Marsh & McLennan – Marsh Inc.’s New York City-based parent – announced Tuesday it agreed to acquire London-based JLT. Both firms have multiple offices in Canada and place commercial insurance.

If the merger is approved, this would result in either “the biggest one or one of the biggest” commercial P&C brokerages in the world, Georges Pigeon, a Montreal-based partner with KPMG’s transaction services group, told Canadian Underwriter Tuesday.

Marsh & McLennan and JLT ranked second and fifth respectively in market share worldwide, a spokesperson for Finaccord Ltd. told Canadian Underwriter Tuesday. Finnacord measures market share by commercial non-life broking revenue in 2015.

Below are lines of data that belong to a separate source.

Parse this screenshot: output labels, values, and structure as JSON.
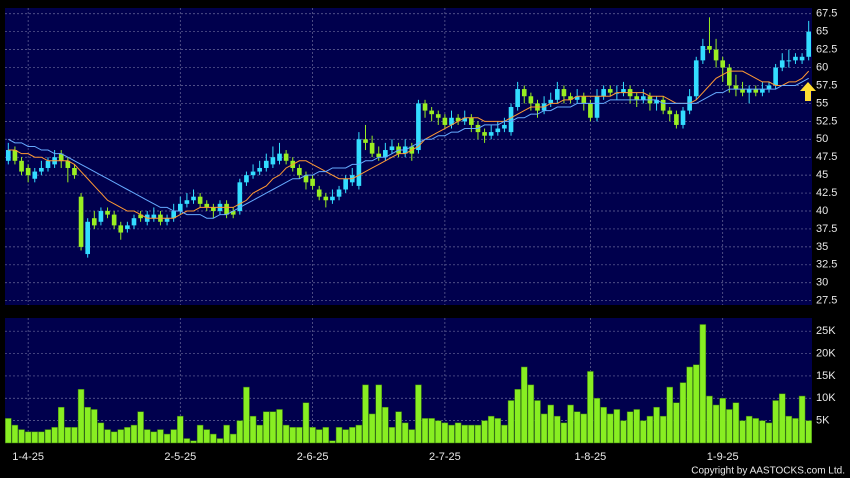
{
  "chart_data": [
    {
      "type": "candlestick",
      "ylim": [
        26.9,
        68.3
      ],
      "yticks": [
        27.5,
        30,
        32.5,
        35,
        37.5,
        40,
        42.5,
        45,
        47.5,
        50,
        52.5,
        55,
        57.5,
        60,
        62.5,
        65,
        67.5
      ],
      "grid": true,
      "up_color": "#33ddff",
      "down_color": "#99ee22",
      "open": [
        47,
        48.5,
        47,
        46,
        44.5,
        45.5,
        46,
        46.5,
        48,
        47,
        46,
        42,
        34,
        39,
        38.5,
        40,
        39.5,
        38,
        37.5,
        38,
        39.5,
        38.5,
        39,
        39.5,
        38.5,
        39,
        40,
        41,
        41.5,
        42,
        41,
        40.5,
        40,
        41,
        40,
        40,
        44,
        45,
        45.5,
        46,
        46.5,
        47,
        48,
        47,
        46,
        45,
        44.5,
        43,
        42,
        41.5,
        42,
        43,
        44,
        43.5,
        50,
        49.5,
        48,
        47.5,
        48.5,
        49,
        48,
        49,
        48.5,
        55,
        54,
        53.5,
        53,
        52,
        53,
        52.5,
        53,
        52,
        51,
        50.5,
        51,
        51.5,
        51,
        54.5,
        57,
        56,
        55,
        54,
        55,
        55.5,
        57,
        56,
        55.5,
        56,
        55,
        53,
        56,
        57,
        56.5,
        56.5,
        57,
        56,
        55.5,
        56,
        55,
        55.5,
        54,
        53.5,
        52,
        54,
        56,
        61,
        63,
        62.5,
        61,
        60,
        57.5,
        57,
        56.5,
        57,
        56.5,
        57,
        57.5,
        60,
        61,
        61,
        61,
        61.5
      ],
      "high": [
        49.5,
        49,
        47.5,
        46.5,
        46,
        47,
        47.5,
        48.5,
        48.5,
        47.5,
        46.5,
        42.5,
        39,
        40,
        40.5,
        40.5,
        40,
        38.5,
        38.5,
        39.5,
        40,
        40,
        40.5,
        40,
        39.5,
        41,
        42,
        42.5,
        43,
        42.5,
        41.5,
        41,
        41.5,
        41.5,
        40.5,
        44.5,
        45.5,
        46.5,
        47,
        48,
        49,
        49.5,
        48.5,
        47.5,
        46.5,
        45.5,
        45,
        43.5,
        42.5,
        43,
        43.5,
        45,
        46,
        51,
        52,
        50.5,
        49,
        49.5,
        50,
        49.5,
        50,
        49.5,
        55.5,
        55.5,
        54.5,
        54,
        53.5,
        54,
        53.5,
        54,
        53.5,
        52.5,
        51.5,
        52,
        52.5,
        53,
        55,
        58,
        57.5,
        56.5,
        55.5,
        56,
        56.5,
        58,
        57.5,
        56.5,
        57,
        56.5,
        55.5,
        57,
        57.5,
        57.5,
        57.5,
        58,
        57.5,
        56.5,
        57,
        56.5,
        56,
        56,
        54.5,
        54,
        54.5,
        57,
        61.5,
        64,
        67,
        64,
        61.5,
        60.5,
        59,
        58,
        57.5,
        57.5,
        58,
        58,
        60.5,
        62,
        62.5,
        62,
        62,
        66.5
      ],
      "low": [
        46.5,
        46.5,
        45,
        44,
        44,
        45,
        45.5,
        46,
        46,
        44,
        44.5,
        34.5,
        33.5,
        37.5,
        38,
        39,
        37.5,
        36,
        37,
        37.5,
        38.5,
        38,
        38.5,
        38,
        38,
        38.5,
        39.5,
        40.5,
        41,
        40.5,
        40,
        39,
        39.5,
        39,
        39,
        39.5,
        43.5,
        44.5,
        45,
        45.5,
        46,
        46.5,
        46.5,
        45.5,
        44.5,
        43,
        43,
        41.5,
        40.5,
        41,
        41.5,
        42.5,
        43.5,
        43,
        48.5,
        47.5,
        47,
        47,
        48,
        47.5,
        47.5,
        47,
        48,
        53,
        52.5,
        52,
        51.5,
        51.5,
        52,
        52,
        51,
        50,
        49.5,
        50,
        50.5,
        51,
        50.5,
        54,
        55,
        54,
        53,
        53.5,
        54.5,
        55,
        55,
        55,
        55,
        54,
        52.5,
        52.5,
        55.5,
        56,
        55.5,
        56,
        55,
        54.5,
        55,
        54,
        54,
        53.5,
        52.5,
        51.5,
        51.5,
        53.5,
        55.5,
        60.5,
        62,
        60,
        58,
        56.5,
        56,
        56,
        55,
        56,
        56,
        56.5,
        57,
        59.5,
        60,
        60.5,
        60.5,
        61
      ],
      "close": [
        48.5,
        47,
        45.5,
        45,
        45.5,
        46,
        47,
        47.5,
        47,
        46,
        45,
        35,
        38.5,
        38,
        40,
        39.5,
        38,
        37,
        38,
        39,
        39,
        39.5,
        39.5,
        38.5,
        39,
        40,
        41,
        41.5,
        42,
        41,
        40.5,
        40,
        41,
        39.5,
        39.5,
        44,
        45,
        45.5,
        46,
        47,
        47.5,
        48,
        47,
        46,
        45,
        44,
        43.5,
        42,
        41.5,
        42,
        43,
        44.5,
        45,
        50,
        49.5,
        48,
        47.5,
        48.5,
        49,
        48,
        49,
        48,
        55,
        54,
        53.5,
        53,
        52,
        53,
        52.5,
        53,
        52,
        51,
        50.5,
        51,
        51.5,
        52,
        54.5,
        57,
        56,
        55,
        54,
        55,
        55.5,
        57,
        56,
        55.5,
        56,
        55,
        53,
        56,
        57,
        56.5,
        56.5,
        57,
        56,
        55.5,
        56,
        55,
        55.5,
        54,
        53.5,
        52,
        54,
        56,
        61,
        63,
        62.5,
        61,
        60,
        57.5,
        57,
        56.5,
        57,
        56.5,
        57,
        57.5,
        60,
        61,
        61,
        61.5,
        61.5,
        65
      ],
      "lines": [
        {
          "color": "#ff9933",
          "values": [
            48.5,
            48.5,
            48,
            48,
            47.5,
            47.5,
            47,
            47,
            47,
            47,
            46.5,
            45.5,
            44.5,
            43.5,
            42.5,
            41.5,
            41,
            40.5,
            40,
            40,
            39.5,
            39,
            39,
            39,
            39,
            39,
            39.5,
            40,
            40,
            40.5,
            40.5,
            40.5,
            40.5,
            40.5,
            40.5,
            41,
            41.5,
            42.5,
            43,
            43.5,
            44.5,
            45,
            46,
            46.5,
            47,
            47,
            46.5,
            46,
            45.5,
            45,
            44.5,
            44.5,
            44.5,
            45,
            45.5,
            46,
            46.5,
            47,
            47.5,
            48,
            48,
            48.5,
            49,
            50,
            50.5,
            51,
            51.5,
            52,
            52.5,
            53,
            53,
            53,
            52.5,
            52.5,
            52.5,
            52.5,
            53,
            53.5,
            54,
            54.5,
            54.5,
            54.5,
            55,
            55,
            55.5,
            55.5,
            56,
            56,
            56,
            56,
            56,
            56,
            56.5,
            56.5,
            56.5,
            56.5,
            56.5,
            56,
            56,
            56,
            55.5,
            55,
            55,
            55,
            55.5,
            56.5,
            57.5,
            58.5,
            59,
            59.5,
            59.5,
            59.5,
            59,
            58.5,
            58,
            58,
            57.5,
            57.5,
            58,
            58,
            58.5,
            59.5
          ]
        },
        {
          "color": "#66aaff",
          "values": [
            50,
            49.5,
            49.5,
            49,
            49,
            48.5,
            48.5,
            48,
            48,
            47.5,
            47,
            46.5,
            46,
            45.5,
            45,
            44.5,
            44,
            43.5,
            43,
            42.5,
            42,
            41.5,
            41,
            40.5,
            40.5,
            40,
            40,
            39.5,
            39.5,
            39.5,
            39,
            39,
            39.5,
            39.5,
            40,
            40.5,
            41,
            41.5,
            42,
            42.5,
            43,
            43.5,
            44,
            44.5,
            44.5,
            45,
            45,
            45.5,
            45.5,
            46,
            46,
            46,
            46.5,
            46.5,
            47,
            47,
            47.5,
            47.5,
            48,
            48.5,
            48.5,
            49,
            49.5,
            50,
            50,
            50.5,
            50.5,
            51,
            51,
            51.5,
            51.5,
            51.5,
            52,
            52,
            52,
            52.5,
            52.5,
            53,
            53,
            53.5,
            53.5,
            54,
            54,
            54.5,
            54.5,
            54.5,
            55,
            55,
            55,
            55,
            55,
            55.5,
            55.5,
            55.5,
            55.5,
            55.5,
            55.5,
            55.5,
            55.5,
            55,
            55,
            55,
            55,
            55,
            55,
            55.5,
            56,
            56.5,
            56.5,
            57,
            57,
            57,
            57,
            57,
            57,
            57,
            57,
            57.5,
            57.5,
            57.5,
            58,
            58.5
          ]
        }
      ]
    },
    {
      "type": "bar",
      "color": "#88ee22",
      "ylim": [
        0,
        27950
      ],
      "yticks": [
        {
          "value": 5000,
          "label": "5K"
        },
        {
          "value": 10000,
          "label": "10K"
        },
        {
          "value": 15000,
          "label": "15K"
        },
        {
          "value": 20000,
          "label": "20K"
        },
        {
          "value": 25000,
          "label": "25K"
        }
      ],
      "grid": true,
      "categories": [
        null,
        null,
        null,
        "1-4-25",
        null,
        null,
        null,
        null,
        null,
        null,
        null,
        null,
        null,
        null,
        null,
        null,
        null,
        null,
        null,
        null,
        null,
        null,
        null,
        null,
        null,
        null,
        "2-5-25",
        null,
        null,
        null,
        null,
        null,
        null,
        null,
        null,
        null,
        null,
        null,
        null,
        null,
        null,
        null,
        null,
        null,
        null,
        null,
        "2-6-25",
        null,
        null,
        null,
        null,
        null,
        null,
        null,
        null,
        null,
        null,
        null,
        null,
        null,
        null,
        null,
        null,
        null,
        null,
        null,
        "2-7-25",
        null,
        null,
        null,
        null,
        null,
        null,
        null,
        null,
        null,
        null,
        null,
        null,
        null,
        null,
        null,
        null,
        null,
        null,
        null,
        null,
        null,
        "1-8-25",
        null,
        null,
        null,
        null,
        null,
        null,
        null,
        null,
        null,
        null,
        null,
        null,
        null,
        null,
        null,
        null,
        null,
        null,
        null,
        "1-9-25",
        null,
        null,
        null,
        null,
        null,
        null,
        null,
        null,
        null,
        null,
        null,
        null,
        null
      ],
      "values": [
        5500,
        4000,
        3000,
        2500,
        2500,
        2500,
        3000,
        3500,
        8000,
        3500,
        3500,
        12000,
        8000,
        7500,
        4500,
        3000,
        2500,
        3000,
        3500,
        4000,
        7000,
        3000,
        2500,
        3000,
        2000,
        3000,
        6000,
        1000,
        500,
        4000,
        3000,
        2000,
        1000,
        4000,
        2000,
        5000,
        12500,
        6000,
        4000,
        7000,
        7000,
        7500,
        4000,
        3500,
        3500,
        9000,
        3500,
        3000,
        3500,
        500,
        3500,
        3000,
        3500,
        4000,
        13000,
        6500,
        13000,
        8000,
        3500,
        7000,
        4500,
        3000,
        13000,
        5500,
        5500,
        5000,
        4500,
        4000,
        4500,
        4000,
        4000,
        4000,
        5000,
        6000,
        5500,
        4000,
        9500,
        12000,
        17000,
        13000,
        9500,
        6500,
        8500,
        6000,
        4500,
        8500,
        7000,
        6500,
        16000,
        10000,
        8000,
        6500,
        7500,
        5000,
        7000,
        7500,
        5000,
        6000,
        8000,
        6000,
        12500,
        9000,
        13500,
        17000,
        17500,
        26500,
        10500,
        8500,
        10000,
        7500,
        9000,
        5000,
        6000,
        5500,
        5000,
        4500,
        9500,
        11000,
        6000,
        5500,
        10500,
        5000
      ]
    }
  ],
  "footer": "Copyright by AASTOCKS.com Ltd."
}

Finaccord numbers show Aon is leading the commercial non-life insurance broking market, with 10.5% share. Marsh and JLT had 8.8 and 2% respectively – meaning those two firms have 10.8% market share put together.

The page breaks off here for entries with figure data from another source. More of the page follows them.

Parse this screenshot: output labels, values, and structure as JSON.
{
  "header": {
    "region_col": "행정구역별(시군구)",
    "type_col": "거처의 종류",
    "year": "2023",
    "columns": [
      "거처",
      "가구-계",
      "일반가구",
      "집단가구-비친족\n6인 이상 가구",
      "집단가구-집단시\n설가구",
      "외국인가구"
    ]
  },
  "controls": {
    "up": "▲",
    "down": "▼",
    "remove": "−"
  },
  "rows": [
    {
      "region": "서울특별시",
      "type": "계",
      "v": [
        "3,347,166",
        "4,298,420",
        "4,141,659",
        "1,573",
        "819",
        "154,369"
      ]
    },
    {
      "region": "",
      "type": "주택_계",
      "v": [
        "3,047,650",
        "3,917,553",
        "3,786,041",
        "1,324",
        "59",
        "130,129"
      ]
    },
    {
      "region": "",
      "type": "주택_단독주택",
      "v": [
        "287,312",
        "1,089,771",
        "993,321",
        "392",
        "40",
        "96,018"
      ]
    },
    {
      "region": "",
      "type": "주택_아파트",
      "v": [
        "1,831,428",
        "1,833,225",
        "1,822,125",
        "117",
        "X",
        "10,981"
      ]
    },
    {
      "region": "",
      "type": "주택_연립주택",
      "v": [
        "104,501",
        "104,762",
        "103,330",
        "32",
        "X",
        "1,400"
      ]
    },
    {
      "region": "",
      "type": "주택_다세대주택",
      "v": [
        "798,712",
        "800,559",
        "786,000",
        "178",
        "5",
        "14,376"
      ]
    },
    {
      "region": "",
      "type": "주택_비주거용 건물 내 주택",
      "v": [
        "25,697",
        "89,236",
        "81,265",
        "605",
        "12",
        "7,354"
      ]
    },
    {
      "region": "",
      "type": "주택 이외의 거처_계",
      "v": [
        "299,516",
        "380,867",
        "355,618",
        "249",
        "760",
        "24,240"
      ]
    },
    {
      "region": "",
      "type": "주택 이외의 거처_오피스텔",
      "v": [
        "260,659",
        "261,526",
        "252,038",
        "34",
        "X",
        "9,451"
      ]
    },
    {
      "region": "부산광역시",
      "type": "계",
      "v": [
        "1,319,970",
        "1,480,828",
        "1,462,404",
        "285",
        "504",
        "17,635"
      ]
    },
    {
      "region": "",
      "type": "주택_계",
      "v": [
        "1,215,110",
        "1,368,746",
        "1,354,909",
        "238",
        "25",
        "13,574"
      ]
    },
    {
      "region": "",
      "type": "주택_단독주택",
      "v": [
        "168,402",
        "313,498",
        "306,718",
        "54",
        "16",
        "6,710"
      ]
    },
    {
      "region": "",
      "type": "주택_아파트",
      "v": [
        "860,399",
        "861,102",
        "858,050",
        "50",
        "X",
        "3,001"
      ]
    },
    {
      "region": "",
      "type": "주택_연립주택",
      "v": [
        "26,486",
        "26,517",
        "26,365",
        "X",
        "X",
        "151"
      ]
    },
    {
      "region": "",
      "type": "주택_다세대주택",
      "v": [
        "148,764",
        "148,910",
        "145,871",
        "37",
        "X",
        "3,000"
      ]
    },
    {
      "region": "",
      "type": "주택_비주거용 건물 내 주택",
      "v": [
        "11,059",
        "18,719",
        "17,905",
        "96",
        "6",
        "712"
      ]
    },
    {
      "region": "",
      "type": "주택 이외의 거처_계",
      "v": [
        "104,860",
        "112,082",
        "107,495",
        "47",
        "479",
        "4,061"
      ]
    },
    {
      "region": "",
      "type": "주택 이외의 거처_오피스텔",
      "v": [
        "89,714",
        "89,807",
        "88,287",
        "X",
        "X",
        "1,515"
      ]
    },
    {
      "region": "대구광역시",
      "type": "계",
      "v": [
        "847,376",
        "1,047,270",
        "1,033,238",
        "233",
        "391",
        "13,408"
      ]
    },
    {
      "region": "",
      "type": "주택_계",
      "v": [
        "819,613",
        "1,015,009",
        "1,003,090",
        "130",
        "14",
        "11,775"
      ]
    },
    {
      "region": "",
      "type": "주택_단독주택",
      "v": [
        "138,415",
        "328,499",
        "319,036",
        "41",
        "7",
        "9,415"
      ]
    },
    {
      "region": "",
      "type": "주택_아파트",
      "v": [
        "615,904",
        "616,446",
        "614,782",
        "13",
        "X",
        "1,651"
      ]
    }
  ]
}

Placing third and fourth were London-based Willis Towers Watson PLC and Arthur J. Gallagher & Co.  of Rolling Meadows, Ill. Those firms had 5.4% and 3.7% market share respectively in commercial non-life broking worldwide.

“The insurance brokerage sector in Canada, the U.S., principally – but also other geographies – has been going through period of significant M&A activity,” Pigeon said in an interview. “At the present moment, I don’t see signs of that abating.”

Tuesday’s announcement came six months after Arthur J. Gallagher acquired Palmer Atlantic Insurance Ltd., a Hartland, N.B.-based brokerage that places trucking insurance.

In December, 2017, Ancaster, Ont.-based Dalton Timmis Insurance Group Inc. was acquired by NFP Corp. of New York City.

Marsh and McLennan said Tuesday it expected to have “cost synergies” of about US$250 million over three years as a result of acquiring JLT.

“From experience, those could include office closings, lease rationalization and possibly some personnel moves” in Canada, said Pigeon, who has provided advice for KPMG clients in more than 100 M&A deals, including insurance providers.

Marsh and McLennan did not go so far as to say it would close any offices.

In addition to Marsh, other subsidiaries of Marsh and McLennan include reinsurance brokerage Guy Carpenter, management consulting firm Oliver Wyman and Mercer, which helps companies provide employee health care and pensions.

Both JLT and Marsh have offices in Toronto, Calgary, Ottawa and Vancouver. In British Columbia, JLT also has offices in Surrey and Victoria. Marsh has offices in Calgary, Edmonton, Regina, Saskatoon, Winnipeg, London, Ont., Kitchener, Ont., Halifax and St. John’s, Nfld.

The agreement to acquire JLT has been approved by the boards of both JLT and Marsh & McLennan. It is still subject to approval from JLT’s shareholders and regulators. It is expected to close in 2019.

It would give JLT shareholders US$5.6 billion in cash and is estimated to have an enterprise value of US$6.4 billion.

In Canada, JLT had revenue of £22.5 million and employed 180 people in 2017, JLT said in its annual report for 2017. The British pound closed Tuesday at $1.71.

Worldwide, JLT reported risk and insurance revenues of £1.066 billion and total company revenues of £1.386 billion in 2017.

For its part, Marsh & McLennan reported worldwide revenues of US$14 billion in 2017, of which US$6.4 billion was from Marsh.